During the first half hour of each hour-long session, presenters will share a 10-minute overview of their project. The second half hour is designed for informal interaction with these innovators so you can follow up, learn more, and make connections.

Mobile Learning Initiatives at UT Austin's Learning Technology Center
The Learning Technology Center (LTC) at The University of Texas at Austin has been examining how mobile devices including smartphones, PDAs, iPod Touches, iPhones, and netbooks can be effectively leveraged to support learning within and beyond the classroom. In doing so, the college has provided iPod Touches to two cohorts of preservice teachers (who already have a laptop requirement) in order to compare the pedagogical affordances of such devices to laptops. LTC representatives will demonstrate open-source, commercial, and internally developed software, along with classroom practices, that enable instant access to information; collaboration; peer review, evaluation, and feedback; and location-aware learning activities.

Mobile Learning: The Classroom, the Campus, and the World in the Student's Pocket
Mobile devices offer opportunities for providing experiential and relevant educational activities for learners. The University of Maryland is conducting an iPhone/iPod Touch pilot that is exploring how these technologies can enhance the student education experience.

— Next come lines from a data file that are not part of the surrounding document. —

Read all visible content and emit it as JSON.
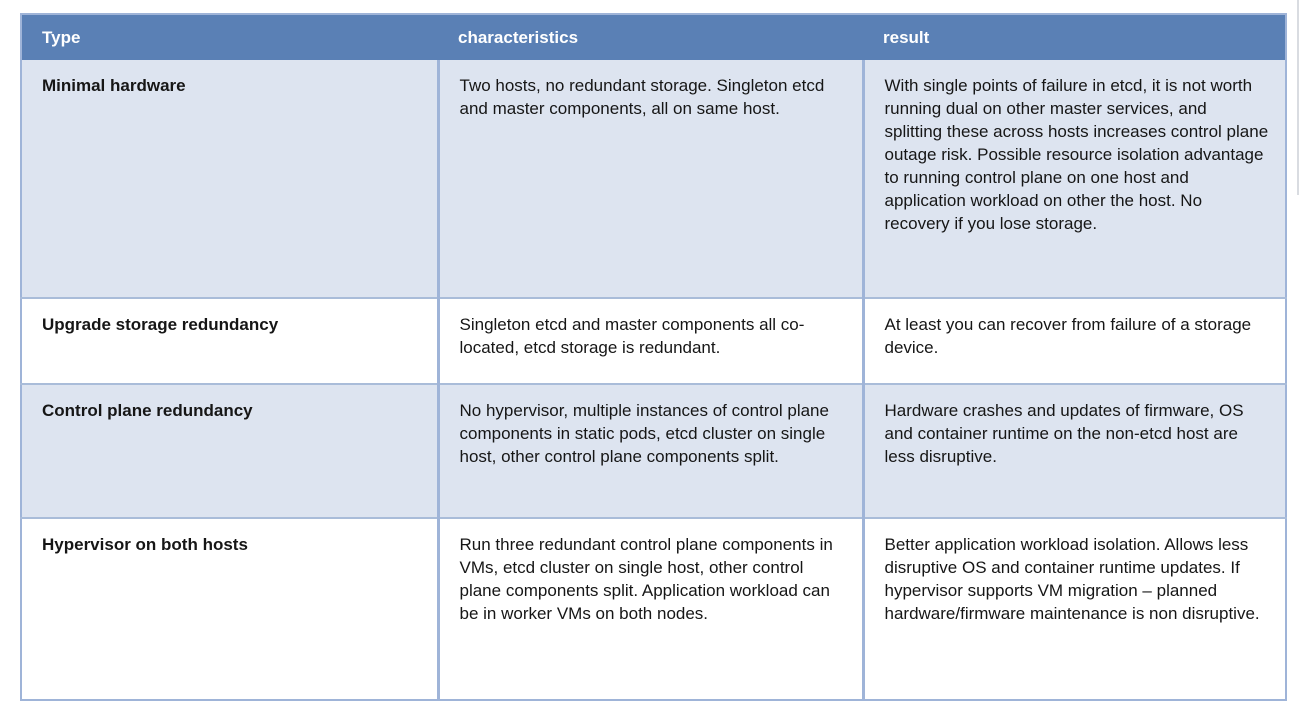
{
  "colors": {
    "header_bg": "#5a80b5",
    "header_text": "#ffffff",
    "row_alt_bg": "#dde4f0",
    "row_bg": "#ffffff",
    "border": "#9fb4d8",
    "body_text": "#161616"
  },
  "table": {
    "columns": [
      {
        "id": "type",
        "label": "Type"
      },
      {
        "id": "characteristics",
        "label": "characteristics"
      },
      {
        "id": "result",
        "label": "result"
      }
    ],
    "rows": [
      {
        "type": "Minimal hardware",
        "characteristics": "Two hosts, no redundant storage. Singleton etcd and master components, all on same host.",
        "result": "With single points of failure in etcd, it is not worth running dual on other master services, and splitting these across hosts increases control plane outage risk. Possible resource isolation advantage to running control plane on one host and application workload on other the host. No recovery if you lose storage."
      },
      {
        "type": "Upgrade storage redundancy",
        "characteristics": "Singleton etcd and master components all co-located, etcd storage is redundant.",
        "result": "At least you can recover from failure of a storage device."
      },
      {
        "type": "Control plane redundancy",
        "characteristics": "No hypervisor, multiple instances of control plane components in static pods, etcd cluster on single host, other control plane components split.",
        "result": "Hardware crashes and updates of firmware, OS and container runtime on the non-etcd host are less disruptive."
      },
      {
        "type": "Hypervisor on both hosts",
        "characteristics": "Run three redundant control plane components in VMs, etcd cluster on single host, other control plane components split. Application workload can be in worker VMs on both nodes.",
        "result": "Better application workload isolation. Allows less disruptive OS and container runtime updates. If hypervisor supports VM migration – planned hardware/firmware maintenance is non disruptive."
      }
    ]
  }
}
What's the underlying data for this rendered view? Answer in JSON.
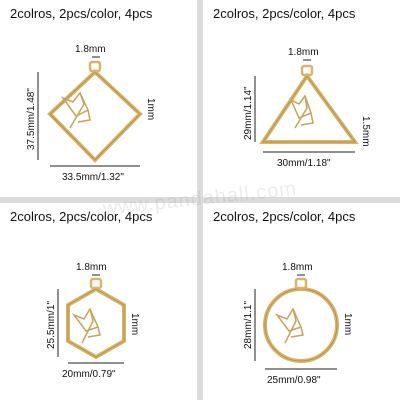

We will explore the use of various mobile devices in teaching and learning and will delve into the roles of both the instructor and the learner. There will be discussion of the advantages and disadvantages of using various applications for teaching and learning.

Who Gives a Flip? Outcomes from a Large-Scale Distribution of Flip Video Cameras
Over the past two years, the Duke Digital Initiative provided Flip cameras to faculty and students who applied for grants and created a large "loaner" pool of Flip cameras for faculty members or students. Access to easy and portable video capture resulted in a dramatic increase in the number of academic video projects on campus. This session will provide an overview of the Flip distribution, share survey results and outcomes, and explore a variety of course projects using the Flips to better understand how they're being used in, and outside, the classroom.